Nov. 4th, 2007

calimac: (Haydn)
One perk of my San Francisco Symphony subscription is that I get one free ticket to a visiting orchestra concert of my choice. Usually I choose the earliest-scheduled concert whose program appeals to me, figuring I can pick up others later on. After I'd sent the order in, I at first had second thoughts: had I wasted my assured free ticket on something as obscure as the Simón Bolívar Youth Orchestra of Venezuela, when something more renowned later in the season might be harder to get?

But then the Bolívar's conductor, Gustavo Dudamel, having gotten rave reviews all the way, was named the next music director of the Los Angeles Philharmonic, completing his rise to the position of the hottest young symphony conductor currently on the planet. There was even an article about him in the New York Times Magazine last week. So I became intensely curious about my first chance to hear his work live tonight.

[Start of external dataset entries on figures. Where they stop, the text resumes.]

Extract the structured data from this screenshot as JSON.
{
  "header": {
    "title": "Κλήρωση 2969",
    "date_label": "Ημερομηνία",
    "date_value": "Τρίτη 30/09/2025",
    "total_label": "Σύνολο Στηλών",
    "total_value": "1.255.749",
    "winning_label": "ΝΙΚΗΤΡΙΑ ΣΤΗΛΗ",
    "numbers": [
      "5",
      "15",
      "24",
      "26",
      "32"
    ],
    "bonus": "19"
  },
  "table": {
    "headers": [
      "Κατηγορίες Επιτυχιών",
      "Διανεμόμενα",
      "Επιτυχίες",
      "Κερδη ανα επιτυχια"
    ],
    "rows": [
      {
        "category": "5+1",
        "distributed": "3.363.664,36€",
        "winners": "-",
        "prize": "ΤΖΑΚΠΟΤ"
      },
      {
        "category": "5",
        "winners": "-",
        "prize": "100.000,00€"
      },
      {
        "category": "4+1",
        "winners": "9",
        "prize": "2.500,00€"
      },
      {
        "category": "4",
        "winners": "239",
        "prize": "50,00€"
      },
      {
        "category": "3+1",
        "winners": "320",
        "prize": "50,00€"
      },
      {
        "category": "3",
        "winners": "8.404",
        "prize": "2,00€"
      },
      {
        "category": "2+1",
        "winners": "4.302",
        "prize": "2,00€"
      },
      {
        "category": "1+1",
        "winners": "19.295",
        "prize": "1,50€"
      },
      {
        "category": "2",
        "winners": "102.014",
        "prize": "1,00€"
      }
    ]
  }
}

Dudamel, who turned 26 this year (which makes him the same age as Britney Spears, if you want a measuring scale) did a fine conducting job, but the evening's story belonged to the orchestra. You can read in the NYT article if you want about the massive Venezuelan music education program and how this is their cream-of-the-crop ensemble. The Bolívar's strong, deep sound is due partly - though not entirely, because their solo players sound like this too - to sheer size. It has over twice the personnel of a normal orchestra, and almost everyone is on stage at once. The string section can actually drown out the brass, a thing that otherwise never happens, and when they all play a forte pizzicato note at once, nearby earthquake faults twinge in sympathetic vibration.

The program was organized like a pops concert: the biggest and most serious piece came first, with the atmosphere gradually lightening up from there. That first offering was Shostakovich's Tenth Symphony, which ranks pretty high on the big and serious scales. Dudamel led a broad, slow performance without skimping on the power, though he was a bit abrupt in changing gears. The orchestra is fully professional and needs no excuses, and the horns in particular were exquisite. But the challenges of the work did reveal some slight weaknesses: a tendency to overpunctuate climaxes, and a certain loss of line in lyrical passages.

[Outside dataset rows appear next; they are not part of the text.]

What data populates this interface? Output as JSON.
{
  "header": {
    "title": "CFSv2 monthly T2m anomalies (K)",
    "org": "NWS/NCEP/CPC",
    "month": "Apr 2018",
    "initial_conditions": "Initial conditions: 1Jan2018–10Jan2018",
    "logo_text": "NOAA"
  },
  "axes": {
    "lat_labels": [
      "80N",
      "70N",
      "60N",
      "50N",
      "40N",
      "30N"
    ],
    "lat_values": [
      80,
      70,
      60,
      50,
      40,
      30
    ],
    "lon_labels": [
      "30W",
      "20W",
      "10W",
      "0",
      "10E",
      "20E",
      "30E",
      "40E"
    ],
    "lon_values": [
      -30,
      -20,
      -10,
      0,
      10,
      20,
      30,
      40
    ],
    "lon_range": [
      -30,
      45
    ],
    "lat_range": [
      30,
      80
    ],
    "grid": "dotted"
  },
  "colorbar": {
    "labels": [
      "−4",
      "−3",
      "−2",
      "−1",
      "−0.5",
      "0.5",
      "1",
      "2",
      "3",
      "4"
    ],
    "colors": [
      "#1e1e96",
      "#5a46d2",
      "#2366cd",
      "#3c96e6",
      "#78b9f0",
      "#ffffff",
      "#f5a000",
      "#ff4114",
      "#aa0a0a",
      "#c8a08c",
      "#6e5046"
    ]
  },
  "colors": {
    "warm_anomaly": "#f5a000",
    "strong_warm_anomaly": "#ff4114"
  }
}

They were more in their idiom in Bernstein's Symphonic Dances from West Side Story, and in what followed, which was listed in the program only as "Music from Latin America," and since it wasn't announced from the podium, I have no idea what it was. But there were three works. The first, a continuous dance suite, if not by Astor Piazzolla, certainly drew from the same vein as his suave Argentine romanticism. The second had a quiet, lyric slow movement, while its other three movements were raw, loud, and purely rhythmic, the whole sounding to my ears rather more Mexican. Then the players and conductor all put on jackets with a Venezuelan flag design, and played a brisk, popsy little piece that must have been Venezuelan. Judging from the audience's apparent familiarity with these works, and the number of Venezuelan flags raised around the hall at the end, the local Venezuelan expatriate community must have been out in force.

Then there were two encores, both of movements that had been played before, during which the musicians jumped up and down in their seats, twirled their instruments in the air, and even did The Wave. If Dudamel can persuade the L.A. Philharmonic to behave in this manner, I will be impressed.